JESÚS RUIZ NESTOSA: HUÍDA


Ya están enganchadas las mulas, partamos, ju-jú mula, fuerza, arriba, vamos. Nataniel, súbase usted al carro con su madre, no sea que también nos perdamos. Fuerza mula, adelante, por esta calle no, que es muy estrecha y no pasaremos con nuestros carros. Simón golpea las ancas de los animales y les obliga a torcer hacia las termas para cruzar luego el río.

Simón camina al lado del carro, vara en mano, azuzando a los animales, fuerza, adelante, ju-jú, no llores Josabet, tu madre no ha muerto, simplemente está perdida, irá en el carro de alguien, de alguien que la recogió, en medio de esta terrible confusión que es la calle. Simón carga el carro yendo y viniendo del interior de la casa, tirando adentro de él aquello que más a mano encuentra. Procuro hacer todo de la mejor manera posible, pero rápido, no queda tiempo que perder. Le pido a tu madre que se tome del carro. La última vez que la veo se sujeta a uno de los radios de la rueda y llora. Luego, entro, salgo de nuevo y ya no está allí.

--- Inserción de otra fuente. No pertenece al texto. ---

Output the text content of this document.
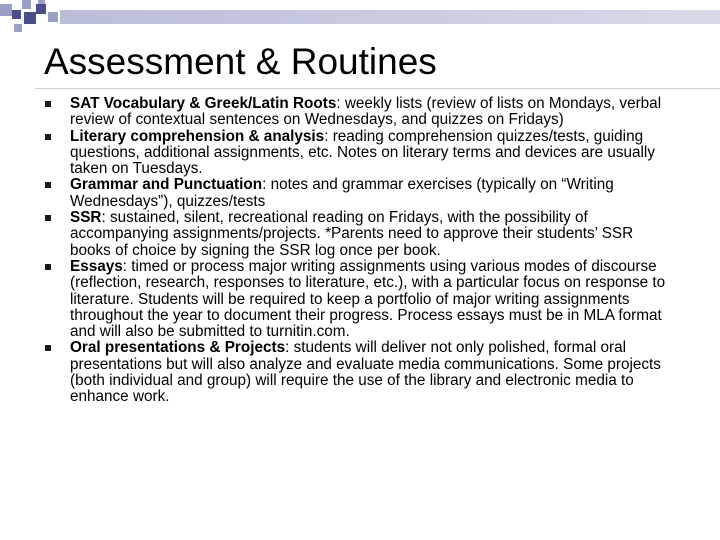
Assessment & Routines
SAT Vocabulary & Greek/Latin Roots: weekly lists (review of lists on Mondays, verbal review of contextual sentences on Wednesdays, and quizzes on Fridays)
Literary comprehension & analysis: reading comprehension quizzes/tests, guiding questions, additional assignments, etc. Notes on literary terms and devices are usually taken on Tuesdays.
Grammar and Punctuation: notes and grammar exercises (typically on “Writing Wednesdays”), quizzes/tests
SSR: sustained, silent, recreational reading on Fridays, with the possibility of accompanying assignments/projects. *Parents need to approve their students’ SSR books of choice by signing the SSR log once per book.
Essays: timed or process major writing assignments using various modes of discourse (reflection, research, responses to literature, etc.), with a particular focus on response to literature. Students will be required to keep a portfolio of major writing assignments throughout the year to document their progress. Process essays must be in MLA format and will also be submitted to turnitin.com.
Oral presentations & Projects: students will deliver not only polished, formal oral presentations but will also analyze and evaluate media communications. Some projects (both individual and group) will require the use of the library and electronic media to enhance work.
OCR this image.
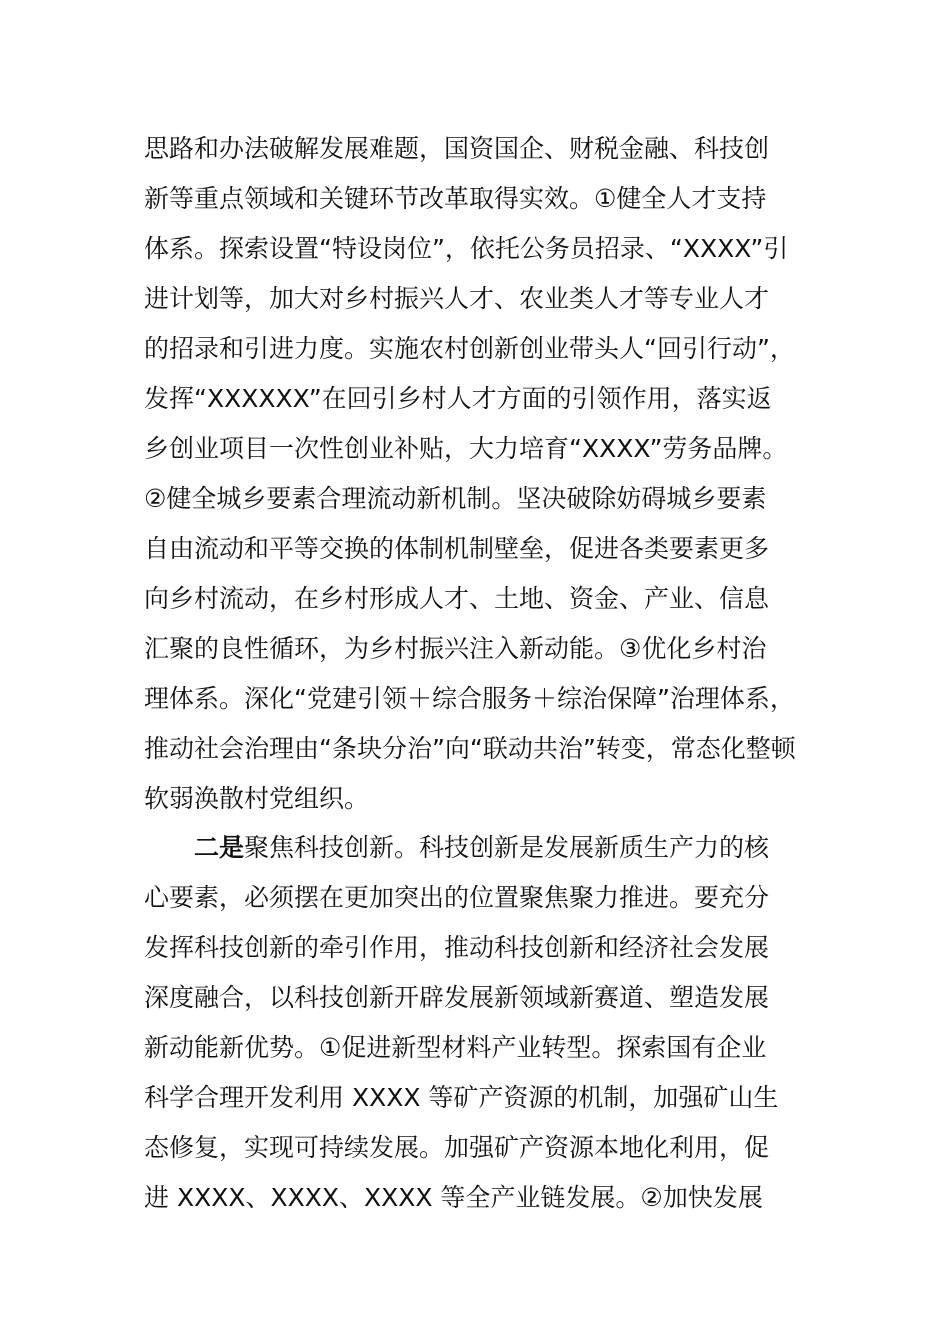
思路和办法破解发展难题，国资国企、财税金融、科技创
新等重点领域和关键环节改革取得实效。①健全人才支持
体系。探索设置“特设岗位”，依托公务员招录、“XXXX”引
进计划等，加大对乡村振兴人才、农业类人才等专业人才
的招录和引进力度。实施农村创新创业带头人“回引行动”，
发挥“XXXXXX”在回引乡村人才方面的引领作用，落实返
乡创业项目一次性创业补贴，大力培育“XXXX”劳务品牌。
②健全城乡要素合理流动新机制。坚决破除妨碍城乡要素
自由流动和平等交换的体制机制壁垒，促进各类要素更多
向乡村流动，在乡村形成人才、土地、资金、产业、信息
汇聚的良性循环，为乡村振兴注入新动能。③优化乡村治
理体系。深化“党建引领＋综合服务＋综治保障”治理体系，
推动社会治理由“条块分治”向“联动共治”转变，常态化整顿
软弱涣散村党组织。
二是聚焦科技创新。科技创新是发展新质生产力的核
心要素，必须摆在更加突出的位置聚焦聚力推进。要充分
发挥科技创新的牵引作用，推动科技创新和经济社会发展
深度融合，以科技创新开辟发展新领域新赛道、塑造发展
新动能新优势。①促进新型材料产业转型。探索国有企业
科学合理开发利用 XXXX 等矿产资源的机制，加强矿山生
态修复，实现可持续发展。加强矿产资源本地化利用，促
进 XXXX、XXXX、XXXX 等全产业链发展。②加快发展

Raquel, Raquel, grita Simón en medio de la multitud que llena la calle con sus carros, sus sillas, sus bultos, nadie conserva la calma, tranquilidad, hay tiempo para huir, tranquilidad, grita Simón, pero nadie le responde. Ya la encontraremos, en algún lado debe estar, adelante mula, fuerza, arriba, el carro cruza el río por el largo puente donde todos se atropellan queriendo abandonar la ciudad.

Simón, su piel tan blanca, más blanca aún resaltando por encima de su barba negra. Arreando las mulas que arrastran el carro, Josabet su mujer y su hijo Nataniel se suman a la caravana y ya fuera de la ciudad se vuelve Simón para verla por última vez, las paredes blancas, ardiendo al sol de la mañana, y las columnas de humo que indican algún incendio, Josabet, te haré una casa nueva, de paredes blancas, con su patio en el centro y allí la fuente donde se pueda oler a piedra y a tierra húmeda, oír el ruido del agua corriendo en un hilo. Josabet no habla, tendida en el carro, se venda los ojos, no quiere que nadie la vea, que nadie la sepa ciega. Simón no me dejes sola, quédate al lado del carro, estás tan solo como nosotros, separado de nuestro mundo siempre oscuro y el tuyo que no sé cómo percibirlo, como el de Nataniel, el de mi madre Raquel. Calla, apresuremos el paso, que los gentiles quieren para sí esta tierra. Simón, al lado del carro, una vara en la mano, ju-jú mula, fuerza, adelante, arriba mula, no me sentiré seguro hasta que hayamos puesto mucha distancia entre nosotros y los cristianos que ya están en Córdoba, pero nunca será de ellos, porque en ella hemos puesto algo nuestro que no podrán cambiarlo, ni tampoco podrán apoderarse de ello sin renunciar a lo que son y lo que piensan.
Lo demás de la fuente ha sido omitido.